Достаточно скоро, спустя три года после выхода в свет моей первой книги, появилась и вторая. Она была посвящена взаимоотношениям российской власти и обществ. Книга вышла в 2002 году и называлась «Самодержавие и общественные организации в России». Хронологическими рамками исследования выступал период 1905–1917 годов. Этот сюжет, пожалуй, наиболее важный для меня и по сей день. Он касается разработки российской бюрократией начала прошлого века новой правовой рамки для действий российской общественности. Речь идет об изданных 4 марта 1906 года Временных правилах о союзах и Временных правилах о собраниях, которые не просто провозглашали свободу союзов (т.е. право создания российскими подданными ассоциаций без разрешения правительственной власти) и свободу собраний (право создания собраний, частных и публичных), но и регламентировали эти новые для российских подданных права. Меня тогда чрезвычайно интересовало умонастроение представителей высшей бюрократии, которые в период максимального подъема революционного движения готовили законопроект, дозволявший создавать частные общества и политические партии без правительственного разрешения. После этого в бюрократических сферах велась разработка так называемого «постоянного» закона об общественных организациях, но он так и не был создан. Этому помешал целый ряд причин, в особенности Первая мировая война и свертывание реформаторского курса со смертью Петра Столыпина. Кстати, сюжет этой книги был предложен мне профессором Степанским, который в своих исследованиях остановился на 1905 годе.
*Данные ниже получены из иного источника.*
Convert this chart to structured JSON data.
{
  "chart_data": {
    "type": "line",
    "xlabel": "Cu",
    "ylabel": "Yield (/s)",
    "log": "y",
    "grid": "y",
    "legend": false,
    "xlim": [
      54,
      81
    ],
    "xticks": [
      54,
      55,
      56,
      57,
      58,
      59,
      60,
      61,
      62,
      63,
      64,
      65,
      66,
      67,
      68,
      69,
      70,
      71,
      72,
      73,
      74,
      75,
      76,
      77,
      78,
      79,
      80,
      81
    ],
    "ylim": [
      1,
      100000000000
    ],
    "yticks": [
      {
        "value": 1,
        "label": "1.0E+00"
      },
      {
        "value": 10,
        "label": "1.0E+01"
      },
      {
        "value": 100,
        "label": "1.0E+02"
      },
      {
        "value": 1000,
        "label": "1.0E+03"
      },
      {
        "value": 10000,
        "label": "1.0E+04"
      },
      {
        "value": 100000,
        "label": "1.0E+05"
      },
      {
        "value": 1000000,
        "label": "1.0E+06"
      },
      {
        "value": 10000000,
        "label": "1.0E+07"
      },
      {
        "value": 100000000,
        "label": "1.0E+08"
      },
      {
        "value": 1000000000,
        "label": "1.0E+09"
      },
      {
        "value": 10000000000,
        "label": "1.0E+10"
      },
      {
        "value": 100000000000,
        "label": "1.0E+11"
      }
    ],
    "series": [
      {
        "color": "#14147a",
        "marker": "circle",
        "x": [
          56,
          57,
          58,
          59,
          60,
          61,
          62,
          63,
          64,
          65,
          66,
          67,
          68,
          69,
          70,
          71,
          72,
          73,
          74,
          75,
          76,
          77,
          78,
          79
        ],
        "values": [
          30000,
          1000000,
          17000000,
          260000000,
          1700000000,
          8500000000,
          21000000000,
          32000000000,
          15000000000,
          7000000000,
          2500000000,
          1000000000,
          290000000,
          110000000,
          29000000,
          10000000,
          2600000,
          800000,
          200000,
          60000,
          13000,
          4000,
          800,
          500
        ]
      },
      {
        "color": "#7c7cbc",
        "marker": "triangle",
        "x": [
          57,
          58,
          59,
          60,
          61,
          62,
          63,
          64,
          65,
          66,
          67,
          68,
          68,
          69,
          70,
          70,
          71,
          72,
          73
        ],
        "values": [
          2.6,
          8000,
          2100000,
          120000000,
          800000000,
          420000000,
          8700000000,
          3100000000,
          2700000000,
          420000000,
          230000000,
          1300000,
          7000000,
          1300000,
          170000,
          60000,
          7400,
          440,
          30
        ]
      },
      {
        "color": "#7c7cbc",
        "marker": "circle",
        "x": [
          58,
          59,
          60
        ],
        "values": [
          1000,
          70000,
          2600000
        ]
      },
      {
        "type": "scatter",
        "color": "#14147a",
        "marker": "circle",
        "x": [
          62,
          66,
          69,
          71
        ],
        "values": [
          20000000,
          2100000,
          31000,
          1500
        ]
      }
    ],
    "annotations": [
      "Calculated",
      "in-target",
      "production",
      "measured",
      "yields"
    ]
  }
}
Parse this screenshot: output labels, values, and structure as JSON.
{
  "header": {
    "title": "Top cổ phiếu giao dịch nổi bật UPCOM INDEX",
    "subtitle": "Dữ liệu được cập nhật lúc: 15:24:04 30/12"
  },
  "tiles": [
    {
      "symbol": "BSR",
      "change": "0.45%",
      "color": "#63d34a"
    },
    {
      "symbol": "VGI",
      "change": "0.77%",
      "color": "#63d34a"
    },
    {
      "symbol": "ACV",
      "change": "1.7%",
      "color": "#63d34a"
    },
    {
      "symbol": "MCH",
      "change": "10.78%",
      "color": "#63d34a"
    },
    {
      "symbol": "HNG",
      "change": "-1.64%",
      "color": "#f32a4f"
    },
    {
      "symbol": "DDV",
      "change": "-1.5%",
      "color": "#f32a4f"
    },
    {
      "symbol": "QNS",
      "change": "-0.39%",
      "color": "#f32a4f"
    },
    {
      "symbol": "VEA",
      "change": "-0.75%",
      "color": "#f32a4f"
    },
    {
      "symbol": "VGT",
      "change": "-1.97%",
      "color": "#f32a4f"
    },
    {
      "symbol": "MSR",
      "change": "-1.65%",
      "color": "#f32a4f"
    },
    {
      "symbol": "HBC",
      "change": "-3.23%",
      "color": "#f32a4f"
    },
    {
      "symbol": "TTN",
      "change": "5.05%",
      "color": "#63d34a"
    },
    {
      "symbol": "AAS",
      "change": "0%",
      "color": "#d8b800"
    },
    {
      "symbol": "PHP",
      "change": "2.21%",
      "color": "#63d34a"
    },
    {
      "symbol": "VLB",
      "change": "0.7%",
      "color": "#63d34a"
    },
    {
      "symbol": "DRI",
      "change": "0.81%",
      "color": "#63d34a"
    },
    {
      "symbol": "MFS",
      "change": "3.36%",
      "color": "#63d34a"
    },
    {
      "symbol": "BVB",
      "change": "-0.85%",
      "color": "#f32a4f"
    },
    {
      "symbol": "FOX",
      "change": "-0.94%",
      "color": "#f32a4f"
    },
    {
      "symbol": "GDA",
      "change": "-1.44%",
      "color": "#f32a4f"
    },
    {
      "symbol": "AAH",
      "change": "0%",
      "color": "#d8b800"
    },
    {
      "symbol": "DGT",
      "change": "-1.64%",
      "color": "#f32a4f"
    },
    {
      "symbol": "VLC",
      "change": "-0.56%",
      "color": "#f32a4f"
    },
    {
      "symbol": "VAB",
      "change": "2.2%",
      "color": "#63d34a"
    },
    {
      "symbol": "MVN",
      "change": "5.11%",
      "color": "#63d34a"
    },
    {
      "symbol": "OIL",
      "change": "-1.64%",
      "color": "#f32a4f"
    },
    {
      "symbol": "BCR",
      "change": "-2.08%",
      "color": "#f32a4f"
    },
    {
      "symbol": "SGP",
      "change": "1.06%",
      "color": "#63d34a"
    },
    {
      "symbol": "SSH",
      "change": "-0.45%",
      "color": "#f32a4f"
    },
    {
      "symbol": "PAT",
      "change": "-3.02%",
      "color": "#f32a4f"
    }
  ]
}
Среди историков, оказавших влияние на мое профессиональное становление, хочу назвать московских специалистов Иосифа Розенталя, Анатолия Иванова, Валентина Шелохаева и Владислава Гросула, а также петербургских историков Рафаила Ганелина и Давида Раскина. Это видные специалисты по политической и социальной истории России изучаемого мной периода. Многие объяснительные конструкции для изучения публичной сферы России рождались у меня под влиянием прочтения фундаментальных работ Андрея Медушевского и Бориса Миронова.

Владислав Гросул
Владислав Гросул
Новости Приднестровья

— Академическая книга, как правило, содержит в себе один или несколько важных вопросов. Хотелось бы понять, что за чем следует: сначала становятся понятны ответы на эти вопросы, и остается техническая работа по оформлению ответов в текст книги, или же ответы (а может, и некоторые вопросы) рождаются только в процессе написания книги?

Ответить на ваш вопрос однозначно я не могу. Мне кажется, что бывает по-разному, многое зависит от автора и, наверное, от сюжета, который он раскрывает. Все мы помним строку из песни Булата Окуджавы: «Исторический роман сочинял я понемногу, пробиваясь, как в туман, от пролога к эпилогу». Вот и для меня написание книги бывает зачастую процессом проживания сюжета, т.е. генеральной или заглавной темы, которая задает свою логику, последовательность изложения сходных и зачастую не напрямую связанных с ней вопросов.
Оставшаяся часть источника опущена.